Jackie. Alan & Lou. Joltin’ Joe. Yogi & Gary. Josh & Double Duty.
October 5th, 1947. There are not many things better in Baseball than a well executed takeout slide at Second Base. Jackie Robinson shows Phil Rizzuto how it’s done during game 6 of the 1947 World Series.
If you wanna talk about great double play combos in Baseball history you can not leave out Alan Trammel and “Sweet” Lou Whitaker of the Detroit Tigers. For 19 seasons this duo wore the Tiger orange with pride and held down the Detroit infield like it was no one else’s buisness. Unfortunately they often get overlooked in the grand scheme of things but it seems like in the last couple years I have heard more writers and Baseball people giving them much deserved credit for their acomplishments.
An interesting article that you should read is “Why Alan Trammel and Lou Whitaker Deserve to be in the Hall of Fame” which was written in 2009 and published by the Bleacher Report. I may not agree with the title of the article (and it seems like the author doesn’t either completely) but you can not argue with some of the numbers these studs put up year in and year out.
San Francisco Seals Manager Ike Caveney introduces the newest member of the team to local sports writers: a 17 year old named Joe DiMaggio.

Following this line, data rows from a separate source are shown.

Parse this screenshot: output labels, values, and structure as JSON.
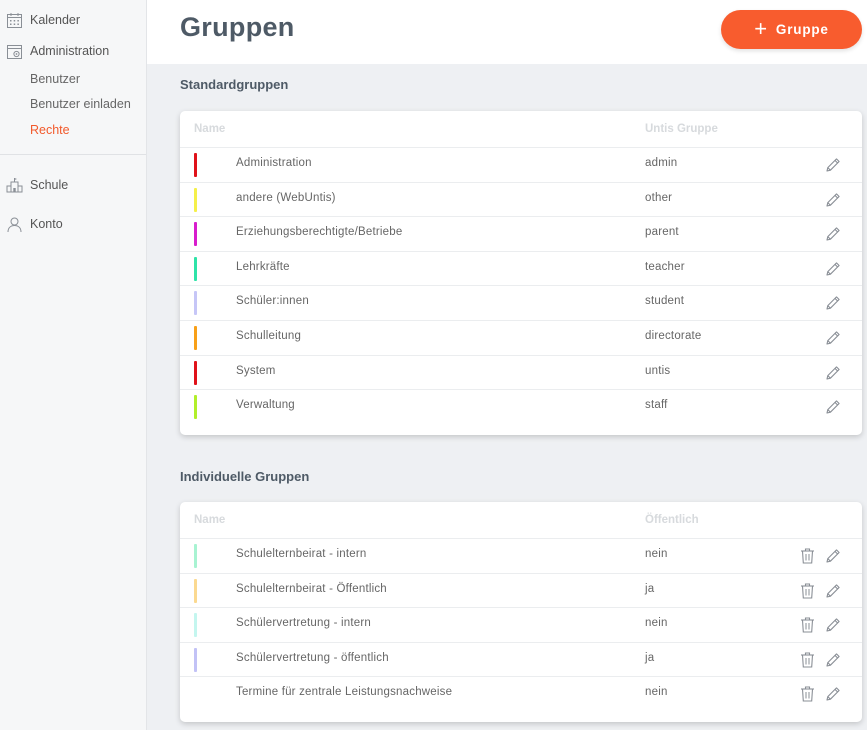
{
  "sidebar": {
    "kalender": "Kalender",
    "administration": "Administration",
    "sub": [
      "Benutzer",
      "Benutzer einladen",
      "Rechte"
    ],
    "schule": "Schule",
    "konto": "Konto"
  },
  "header": {
    "title": "Gruppen",
    "add_label": "Gruppe"
  },
  "standard": {
    "title": "Standardgruppen",
    "col_name": "Name",
    "col_value": "Untis Gruppe",
    "rows": [
      {
        "name": "Administration",
        "value": "admin",
        "color": "#e0121a"
      },
      {
        "name": "andere (WebUntis)",
        "value": "other",
        "color": "#f5f04a"
      },
      {
        "name": "Erziehungsberechtigte/Betriebe",
        "value": "parent",
        "color": "#d81dcd"
      },
      {
        "name": "Lehrkräfte",
        "value": "teacher",
        "color": "#2fe3a8"
      },
      {
        "name": "Schüler:innen",
        "value": "student",
        "color": "#c6c6f7"
      },
      {
        "name": "Schulleitung",
        "value": "directorate",
        "color": "#f8a018"
      },
      {
        "name": "System",
        "value": "untis",
        "color": "#e0121a"
      },
      {
        "name": "Verwaltung",
        "value": "staff",
        "color": "#b1ef2a"
      }
    ]
  },
  "individual": {
    "title": "Individuelle Gruppen",
    "col_name": "Name",
    "col_value": "Öffentlich",
    "rows": [
      {
        "name": "Schulelternbeirat - intern",
        "value": "nein",
        "color": "#a8f3d2"
      },
      {
        "name": "Schulelternbeirat - Öffentlich",
        "value": "ja",
        "color": "#fbd990"
      },
      {
        "name": "Schülervertretung - intern",
        "value": "nein",
        "color": "#c4f6ef"
      },
      {
        "name": "Schülervertretung - öffentlich",
        "value": "ja",
        "color": "#c2c2f6"
      },
      {
        "name": "Termine für zentrale Leistungsnachweise",
        "value": "nein",
        "color": ""
      }
    ]
  },
  "icons": {
    "kalender": "calendar-icon",
    "administration": "admin-settings-icon",
    "schule": "school-icon",
    "konto": "user-icon",
    "edit": "pencil-icon",
    "delete": "trash-icon",
    "add": "plus-icon"
  },
  "colors": {
    "accent": "#f85c2e",
    "active_nav": "#f25a2c"
  }
}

What were you doing when you were 17 years old?
September 28th, 2008. To celebrate the last regular season game at Shea Stadium, the Mets organization brought out members of the team from the past. I came across this photo of these Hall of Famers and fell in love with it. Former Mets Manager & Catcher Yogi Berra along with another former Mets Catcher, Gary Carter. I didn’t realize until after finding this photo that both men wore #8 for the Mets, kinda cool.
August 13th, 1944 at the Negro League East vs West All-Star Game in Chicago, Illinois. In my last post I mentioned that Roberto Clemente was one of my “Time Machine Players” as in, if I had a time machine I would make it a point to go back and see him play. Well, if I could go back and see ANY event in Baseball history it would be to go back and see one of the Negro League East vs West games. How the players played the game in the Negro Leagues was unreal and to see the All-Stars showcase this to a packed house at Comiskey Park almost makes me hurt inside when I think that I was not able to witness this with my own eyes. This photo captures it perfectly as Josh Gibson of the Homestead Grays slides into home safely behind Catcher Ted “Double Duty” Radcliffe of the Chicago American Giants. The West defeated the East, 7-4 that day.
I think this is one of the coolest photos I have ever come across and added to 90 feet of perfection, I gotta admit what I love the most about this is the fact that Ted Radcliffe is the Catcher. I recently started doing some research on Radcliffe, who was the self proclaimed “Greatest Baseball Player of All-Time” and I got to admit, he may not have been all that far off. The dude could play ball, go ahead and read his wiki page HERE and be amazed by his life in Baseball. I recently ordered his Autobiography entitled “Ted ‘Double Duty’ Radcliffe: 36 years of Pitching & Catching in Baseball’s Negro Leagues,” so expect a book review soon on this.